外来語に由来するカタカナ用語の末尾の音引きをどうするか。

この話題は,編集や制作をしているとときどき話題に出てくるかと思いますが,2008年の7月25日にこの話題が少し大きく取り上げられました。

それは,マイクロソフトが「マイクロソフト製品ならびにサービスにおける外来語カタカナ用語末尾の長音表記の変更について 」というプレスリリースを発表したからです。

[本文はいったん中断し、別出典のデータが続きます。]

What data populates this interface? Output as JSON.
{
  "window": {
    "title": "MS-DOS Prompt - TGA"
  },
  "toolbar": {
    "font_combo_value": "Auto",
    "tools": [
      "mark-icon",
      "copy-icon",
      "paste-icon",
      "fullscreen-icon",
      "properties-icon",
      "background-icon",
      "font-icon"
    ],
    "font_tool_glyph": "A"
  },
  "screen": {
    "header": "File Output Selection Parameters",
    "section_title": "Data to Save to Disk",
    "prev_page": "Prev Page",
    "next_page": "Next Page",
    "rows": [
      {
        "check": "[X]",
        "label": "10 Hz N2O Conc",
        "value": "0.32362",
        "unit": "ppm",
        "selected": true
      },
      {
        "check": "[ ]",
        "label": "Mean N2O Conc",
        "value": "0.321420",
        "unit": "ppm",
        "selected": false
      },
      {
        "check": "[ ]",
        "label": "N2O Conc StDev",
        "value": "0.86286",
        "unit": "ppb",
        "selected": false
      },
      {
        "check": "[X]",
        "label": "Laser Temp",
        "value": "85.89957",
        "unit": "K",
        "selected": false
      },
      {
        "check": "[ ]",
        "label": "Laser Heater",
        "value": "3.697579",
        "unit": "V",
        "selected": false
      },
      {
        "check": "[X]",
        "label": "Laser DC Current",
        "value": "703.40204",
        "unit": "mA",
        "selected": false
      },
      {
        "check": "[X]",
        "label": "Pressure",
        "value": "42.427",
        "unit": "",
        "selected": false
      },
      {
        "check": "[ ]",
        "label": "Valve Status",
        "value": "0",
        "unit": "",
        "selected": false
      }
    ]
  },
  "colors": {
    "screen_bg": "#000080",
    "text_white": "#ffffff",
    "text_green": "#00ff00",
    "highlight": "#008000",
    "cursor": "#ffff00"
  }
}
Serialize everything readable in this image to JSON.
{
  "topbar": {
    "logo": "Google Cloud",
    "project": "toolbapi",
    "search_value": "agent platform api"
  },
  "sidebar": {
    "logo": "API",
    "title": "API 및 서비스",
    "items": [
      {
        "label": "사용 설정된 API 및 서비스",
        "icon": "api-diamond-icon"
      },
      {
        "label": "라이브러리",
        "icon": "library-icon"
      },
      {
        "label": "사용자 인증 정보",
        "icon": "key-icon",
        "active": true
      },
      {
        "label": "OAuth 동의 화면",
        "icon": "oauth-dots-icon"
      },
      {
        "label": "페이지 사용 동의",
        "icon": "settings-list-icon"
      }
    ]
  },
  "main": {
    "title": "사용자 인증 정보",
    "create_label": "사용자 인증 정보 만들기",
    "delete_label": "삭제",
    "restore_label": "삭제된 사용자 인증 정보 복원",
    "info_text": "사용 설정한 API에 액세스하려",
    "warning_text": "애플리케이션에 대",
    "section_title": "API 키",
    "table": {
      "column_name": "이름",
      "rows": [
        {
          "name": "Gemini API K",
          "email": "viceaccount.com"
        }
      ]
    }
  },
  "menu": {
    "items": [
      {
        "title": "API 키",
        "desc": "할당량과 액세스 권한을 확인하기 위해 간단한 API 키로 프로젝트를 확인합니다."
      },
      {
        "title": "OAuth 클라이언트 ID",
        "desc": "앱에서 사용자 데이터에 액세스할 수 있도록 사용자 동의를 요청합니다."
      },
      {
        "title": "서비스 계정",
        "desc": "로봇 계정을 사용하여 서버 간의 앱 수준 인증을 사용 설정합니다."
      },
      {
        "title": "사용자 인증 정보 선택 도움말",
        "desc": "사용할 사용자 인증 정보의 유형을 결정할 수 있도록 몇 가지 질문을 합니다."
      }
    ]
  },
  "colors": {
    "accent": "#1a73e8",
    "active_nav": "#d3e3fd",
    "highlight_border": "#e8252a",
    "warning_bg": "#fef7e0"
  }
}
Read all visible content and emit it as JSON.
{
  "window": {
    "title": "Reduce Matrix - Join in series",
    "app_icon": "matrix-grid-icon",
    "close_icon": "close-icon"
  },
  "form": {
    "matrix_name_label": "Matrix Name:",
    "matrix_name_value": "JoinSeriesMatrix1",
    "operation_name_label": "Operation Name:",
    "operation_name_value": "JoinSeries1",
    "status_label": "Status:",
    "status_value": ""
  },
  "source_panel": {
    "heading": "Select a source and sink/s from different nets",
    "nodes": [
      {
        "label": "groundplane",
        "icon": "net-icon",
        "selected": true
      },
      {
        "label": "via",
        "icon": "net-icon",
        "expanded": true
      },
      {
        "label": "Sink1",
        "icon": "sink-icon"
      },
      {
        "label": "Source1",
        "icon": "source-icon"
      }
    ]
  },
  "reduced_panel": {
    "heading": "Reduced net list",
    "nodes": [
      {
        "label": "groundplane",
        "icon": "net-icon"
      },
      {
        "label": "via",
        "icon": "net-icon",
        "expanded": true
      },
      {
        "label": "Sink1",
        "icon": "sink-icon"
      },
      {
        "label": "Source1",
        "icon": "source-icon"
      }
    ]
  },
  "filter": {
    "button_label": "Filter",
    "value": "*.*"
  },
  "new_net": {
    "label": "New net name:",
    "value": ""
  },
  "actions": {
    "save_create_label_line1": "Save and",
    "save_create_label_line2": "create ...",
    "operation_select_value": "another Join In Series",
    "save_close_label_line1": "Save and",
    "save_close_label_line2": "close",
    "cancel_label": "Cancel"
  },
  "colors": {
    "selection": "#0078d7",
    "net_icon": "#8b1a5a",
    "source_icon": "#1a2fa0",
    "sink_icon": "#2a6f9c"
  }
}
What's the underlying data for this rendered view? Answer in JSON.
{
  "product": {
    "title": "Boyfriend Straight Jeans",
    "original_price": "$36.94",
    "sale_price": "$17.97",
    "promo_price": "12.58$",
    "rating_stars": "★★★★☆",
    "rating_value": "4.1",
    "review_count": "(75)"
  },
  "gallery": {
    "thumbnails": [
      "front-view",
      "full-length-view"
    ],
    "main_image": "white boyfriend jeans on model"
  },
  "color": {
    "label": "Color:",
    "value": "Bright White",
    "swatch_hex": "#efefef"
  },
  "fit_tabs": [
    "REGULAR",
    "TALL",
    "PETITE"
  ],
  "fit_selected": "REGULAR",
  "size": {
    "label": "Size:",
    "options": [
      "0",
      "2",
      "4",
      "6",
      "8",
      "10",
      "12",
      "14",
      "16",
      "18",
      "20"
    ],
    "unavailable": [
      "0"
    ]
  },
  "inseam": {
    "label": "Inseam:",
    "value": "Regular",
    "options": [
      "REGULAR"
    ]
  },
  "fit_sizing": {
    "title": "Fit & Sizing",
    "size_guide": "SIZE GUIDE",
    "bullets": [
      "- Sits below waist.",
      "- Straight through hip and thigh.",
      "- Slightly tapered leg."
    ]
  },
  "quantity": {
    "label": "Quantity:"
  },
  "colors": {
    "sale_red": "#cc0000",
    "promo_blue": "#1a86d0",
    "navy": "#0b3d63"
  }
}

http://www.microsoft.com/japan/presspass/detail.aspx?newsid=3491

マイクロソフトはそれまで,「外来語カタカナ用語末尾の長音処理に関しては,JIS 用語や学術用語に規定されていない用語について,『2音の用語は長音符号を付け,3音以上の用語の場合は(長音符号を)省くことを “原則” とする』主旨の規定に則した表記ルールを採用する」としていました。

しかし,そのプレスリリースにおいて,「国語審議会の報告を基に告示された1991年6月28日の内閣告示第二号をベースにしたルールへ原則準拠する」ということとなりました。


さて,これが理科教材制作とどう結びついてくるかというと,例えば「コンピュータ」なのか「コンピューター」なのかということです。

中学理科に限定すれば,末尾の音引きを意識するような用語はそれほどありません。

しかし,「コンピュータ」については,やはりずっと気になる用語ではあります。

教科書をはじめとする教育関連教材の多くは,編集者が意識しているだろうと思われるものについては,だいたいマイクロソフトと同様なルールに則っているような気がします。
(または教科書に右へならえなのか,またはたまたまなのかもしれませんが…)

つまり,「computer」は「com-pu-ter」で3音なので,末尾の音引きは省略し,「コンピュータ」と表記しています。

しかし,多くの人は「コンピューター」と発音するでしょう。

その実際の発音と表記の誤差をなくしたほうがよいというのがマイクロソフトの考えです。

では,教育関連図書や教材は今後どうなっていくのでしょうか。

教科書については平成24年度の新教科書が出てみないことにはわかりません。

しかし,新学習指導要領はすでに出ているので,文部科学省における表記については見ることができます。

確認したところ,「コンピュータ」となっていました。

ちなみに,文部科学省のサイトでも「スーパーコンピュータ」というように,末尾の音引きは省略されています。

というわけで,しばらくは「コンピュータ」でいくことになりそうです。

しかし,動向はときどき気にしておいたほうがよいかもしれません。